Active military three times more likely to have identity stolen and bank hacked, according to FTC

The I-Team found active and retired military members are at risk for fraud and cyber attacks
Posted at 9:51 AM, Jul 25, 2023
and last updated 2023-07-25 10:51:26-04

MILWAUKEE — July is Military Consumer Protection Month and the state's consumer protection agency is warning active and retired military members to stay vigilant when it comes to identity theft, fake job postings, and more.

Wisconsin native Bryan Sevener served in the Army for eight years including a year-long tour in Iraq.

"The challenge continues to be transitioning, going from military to civilian," Sevener explained.

Sevener said the transition is even more difficult as folks try and take advantage of active and retired military. According to the Federal Trade Commission, active service members are three times more likely than other Americans to have their bank accounts hacked or personal information stolen.

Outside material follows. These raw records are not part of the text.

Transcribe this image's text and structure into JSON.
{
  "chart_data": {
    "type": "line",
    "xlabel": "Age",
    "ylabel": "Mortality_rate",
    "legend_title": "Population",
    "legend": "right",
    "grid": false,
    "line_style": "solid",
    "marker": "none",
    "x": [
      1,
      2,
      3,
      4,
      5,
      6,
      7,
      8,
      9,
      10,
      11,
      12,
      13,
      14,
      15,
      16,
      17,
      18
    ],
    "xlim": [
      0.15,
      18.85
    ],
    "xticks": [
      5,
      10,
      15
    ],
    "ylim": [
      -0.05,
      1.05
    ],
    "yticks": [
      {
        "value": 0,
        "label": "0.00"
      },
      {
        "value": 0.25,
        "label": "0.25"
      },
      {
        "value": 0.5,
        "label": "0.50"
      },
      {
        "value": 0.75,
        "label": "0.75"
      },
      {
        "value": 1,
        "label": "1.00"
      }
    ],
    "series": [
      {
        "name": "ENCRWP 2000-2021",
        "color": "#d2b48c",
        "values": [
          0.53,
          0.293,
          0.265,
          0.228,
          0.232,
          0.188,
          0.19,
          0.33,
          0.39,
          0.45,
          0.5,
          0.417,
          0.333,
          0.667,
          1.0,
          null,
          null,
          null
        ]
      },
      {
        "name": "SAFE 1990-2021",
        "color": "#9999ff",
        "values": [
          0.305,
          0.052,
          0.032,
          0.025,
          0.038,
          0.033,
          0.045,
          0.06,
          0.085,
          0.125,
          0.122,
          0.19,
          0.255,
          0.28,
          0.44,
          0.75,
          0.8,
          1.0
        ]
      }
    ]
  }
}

"There's that constant, steady payroll that you know is going to happen twice a month, and scammers know there's a steady stream of income coming in," Michael Domke said.

Domke's with the Department of Agriculture, Trade and Consumer Protection. He said that the interception of paychecks is just one-way people are falling victim. He said it's best to double check you're receiving those biweekly payments and be leery of suspicious phone calls or emails regarding pay.

"You want to not respond right away and go to a verified source. With the military, that's a perk of being in the service. You have a more direct line into making sure you can verify what's happening," Domke explained.

Domke said the state's consumer protection bureau has also seen reports of fake housing listings near military bases, fake job postings targeting recent veterans, and even fake charities claiming to support the military.

"It doesn't surprise me at all. It does irritate me quite a bit," Sevener said.

Sevener said he sees this happening firsthand.

"With me having a veteran-owned company, I do see scams targeted at us. Specifically, around government contracting, government jobs," Sevener added.

Both Domke and Sevener said it's best to go directly to your military point of contact if anything seems off. If you believe you've fallen victim to a scam you can contact your local Veterans Affairs office or DATCP.